The Data Protection Bill will be tabled in the Indian Parliament soon. Officials say the government will not soften the proposed data storage norms that mandate server localization.
A senior official from the commerce department said the government has proposed for companies to store all consumer data on servers within the country for security. This has also been backed by the Information Technology Ministry and the Reserve Bank of India (RBI).
However, the Commerce and Industry Minister Piyush Goyal on Monday had given companies 10 days to write to the ministry, outlining concerns on existing and proposed regulations in the digital sector. Goyal had also asked foreign tech-companies to not lobby with individual members of parliament. They had been directed to approach the concerned ministries instead.
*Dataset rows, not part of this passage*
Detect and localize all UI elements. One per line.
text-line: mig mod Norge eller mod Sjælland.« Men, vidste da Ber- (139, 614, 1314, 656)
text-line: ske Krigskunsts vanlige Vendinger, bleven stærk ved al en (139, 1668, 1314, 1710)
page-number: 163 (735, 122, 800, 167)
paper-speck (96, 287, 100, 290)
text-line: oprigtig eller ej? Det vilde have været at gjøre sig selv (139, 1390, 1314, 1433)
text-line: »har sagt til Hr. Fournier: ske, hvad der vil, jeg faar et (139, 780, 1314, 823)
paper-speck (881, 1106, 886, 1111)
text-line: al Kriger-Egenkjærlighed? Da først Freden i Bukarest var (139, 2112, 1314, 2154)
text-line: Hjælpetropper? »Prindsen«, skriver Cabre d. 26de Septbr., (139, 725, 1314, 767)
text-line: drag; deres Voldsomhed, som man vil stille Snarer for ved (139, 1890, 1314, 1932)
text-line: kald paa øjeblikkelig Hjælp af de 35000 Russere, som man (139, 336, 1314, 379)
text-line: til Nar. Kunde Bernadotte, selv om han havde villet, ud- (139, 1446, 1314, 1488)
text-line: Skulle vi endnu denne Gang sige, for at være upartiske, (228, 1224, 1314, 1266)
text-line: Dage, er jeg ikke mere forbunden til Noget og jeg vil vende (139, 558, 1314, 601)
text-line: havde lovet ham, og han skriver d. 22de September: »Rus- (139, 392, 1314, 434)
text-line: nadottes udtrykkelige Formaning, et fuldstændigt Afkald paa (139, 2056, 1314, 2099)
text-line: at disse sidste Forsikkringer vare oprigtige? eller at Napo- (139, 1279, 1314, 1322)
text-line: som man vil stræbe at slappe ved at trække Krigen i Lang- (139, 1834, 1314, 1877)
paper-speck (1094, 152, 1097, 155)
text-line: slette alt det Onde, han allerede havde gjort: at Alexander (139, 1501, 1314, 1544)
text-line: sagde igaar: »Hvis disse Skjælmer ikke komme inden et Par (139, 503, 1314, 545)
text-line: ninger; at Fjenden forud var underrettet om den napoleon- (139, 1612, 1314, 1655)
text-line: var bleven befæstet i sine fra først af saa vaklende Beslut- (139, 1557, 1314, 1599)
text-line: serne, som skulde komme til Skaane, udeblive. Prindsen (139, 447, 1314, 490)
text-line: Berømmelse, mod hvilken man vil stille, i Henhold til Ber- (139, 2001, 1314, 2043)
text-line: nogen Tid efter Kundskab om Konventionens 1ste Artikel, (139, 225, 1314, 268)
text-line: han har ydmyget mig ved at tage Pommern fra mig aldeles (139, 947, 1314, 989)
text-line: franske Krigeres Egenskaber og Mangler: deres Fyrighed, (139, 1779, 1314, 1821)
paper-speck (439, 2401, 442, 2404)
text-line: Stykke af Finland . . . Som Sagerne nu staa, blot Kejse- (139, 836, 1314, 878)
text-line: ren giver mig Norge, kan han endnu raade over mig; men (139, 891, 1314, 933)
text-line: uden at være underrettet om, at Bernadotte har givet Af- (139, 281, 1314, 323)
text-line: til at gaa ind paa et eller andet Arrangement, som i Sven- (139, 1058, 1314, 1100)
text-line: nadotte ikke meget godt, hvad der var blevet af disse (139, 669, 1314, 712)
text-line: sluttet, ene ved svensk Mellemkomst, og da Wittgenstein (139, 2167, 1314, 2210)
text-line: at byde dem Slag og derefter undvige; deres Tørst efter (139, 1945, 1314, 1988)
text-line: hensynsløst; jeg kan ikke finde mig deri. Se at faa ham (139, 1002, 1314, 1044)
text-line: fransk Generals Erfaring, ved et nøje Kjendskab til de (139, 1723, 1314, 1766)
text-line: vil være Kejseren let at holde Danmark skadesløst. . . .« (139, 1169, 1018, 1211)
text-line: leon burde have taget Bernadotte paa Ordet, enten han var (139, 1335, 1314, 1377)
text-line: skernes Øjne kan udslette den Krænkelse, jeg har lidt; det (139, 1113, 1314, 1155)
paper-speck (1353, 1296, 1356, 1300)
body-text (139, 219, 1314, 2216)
The proposed Data Protection Bill, according to Hindustan Times, calls for firms to protect personal data of Indians such as health and financial data, religious or political affiliation, caste, sexual orientation and biometrics by sorting all data in India. Officials said multinational companies (MNCs), particularly American companies, are lobbying for a liberal e-commerce policy with virtual autonomy in possession and use of private data, which the proposed legislation aims to regulate. An official described data as wealth in the digital world. He said revenue generated online often goes directly overseas, which is nothing but flight of wealth from India. Foreign entities continue to complain that data localization would entail a significant increase in costs, with government and foreign firms levelling allegations against each other of supporting the misuse of private consumer data.
The draft Bill which was submitted to the government in July 2018 by Justice B.N Krishna Committee sets out how personal data should be processed by the government and private entities incorporated in India and aboard.